Suppose $X_i\sim GAM(\alpha,\beta)$ with PDF $$f_{X_i}(x)=\frac{x^{\alpha-1}e^{-x/\beta}}{\Gamma(\alpha)\beta^\alpha}$$ Then, from univariate transformation, the random variable $Y_i:=ln(X_i)\sim LOGGAM(\alpha,\beta)$ with PDF $$f_{Y_i}(y)=\frac{e^{\alpha y}\cdot e^{-e^{y}/\beta}}{\Gamma(\alpha)\beta^\alpha}$$
Suppose I have a random sample of $Y_i$ that are independent and identically distributed from this log-gamma distribution, $i\in\{1,2,...,n\}$.
What is the distribution of $\sum_{i=1}^n Y_i$? That is, what is the distribution of the sum of independent and identically distributed log-gamma random variables?

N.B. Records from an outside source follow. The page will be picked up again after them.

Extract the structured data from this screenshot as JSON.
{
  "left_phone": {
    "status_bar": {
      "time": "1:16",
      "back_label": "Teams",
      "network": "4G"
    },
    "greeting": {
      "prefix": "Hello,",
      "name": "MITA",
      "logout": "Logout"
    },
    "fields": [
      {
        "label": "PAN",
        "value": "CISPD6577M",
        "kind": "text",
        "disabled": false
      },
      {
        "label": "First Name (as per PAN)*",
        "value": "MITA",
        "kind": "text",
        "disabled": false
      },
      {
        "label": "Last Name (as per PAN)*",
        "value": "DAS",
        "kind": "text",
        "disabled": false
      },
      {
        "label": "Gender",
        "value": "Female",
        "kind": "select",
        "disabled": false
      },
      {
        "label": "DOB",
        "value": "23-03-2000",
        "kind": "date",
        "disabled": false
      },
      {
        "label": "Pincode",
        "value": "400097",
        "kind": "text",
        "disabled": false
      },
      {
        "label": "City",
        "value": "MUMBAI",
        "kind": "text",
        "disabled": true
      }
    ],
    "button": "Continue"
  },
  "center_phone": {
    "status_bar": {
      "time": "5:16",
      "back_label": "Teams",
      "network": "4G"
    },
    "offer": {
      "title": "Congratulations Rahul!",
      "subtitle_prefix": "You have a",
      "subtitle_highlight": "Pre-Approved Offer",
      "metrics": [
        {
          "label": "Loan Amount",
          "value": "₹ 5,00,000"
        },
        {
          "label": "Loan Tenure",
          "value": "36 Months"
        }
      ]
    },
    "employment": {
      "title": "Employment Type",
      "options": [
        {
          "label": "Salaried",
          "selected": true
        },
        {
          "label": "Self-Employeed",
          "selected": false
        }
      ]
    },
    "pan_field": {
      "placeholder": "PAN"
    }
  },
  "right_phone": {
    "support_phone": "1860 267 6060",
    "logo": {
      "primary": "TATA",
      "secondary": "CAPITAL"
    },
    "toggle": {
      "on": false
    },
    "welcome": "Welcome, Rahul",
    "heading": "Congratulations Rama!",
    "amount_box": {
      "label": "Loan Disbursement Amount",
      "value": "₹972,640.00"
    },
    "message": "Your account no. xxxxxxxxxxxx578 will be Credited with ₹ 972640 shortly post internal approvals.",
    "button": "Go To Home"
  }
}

From the MGF technique, we can find that $$M_{\sum Y_i}(t)=\left(\frac{\beta^t\Gamma(\alpha+t)}{\Gamma(\alpha)}\right)^n$$
But I have no idea how to derive the PDF of a distribution that has this particular MGF. We know that $\alpha>0, \beta>0,$ and $Y_i\in(-\infty, \infty)$, but even with those assumptions I'm still lost. How can we get this PDF?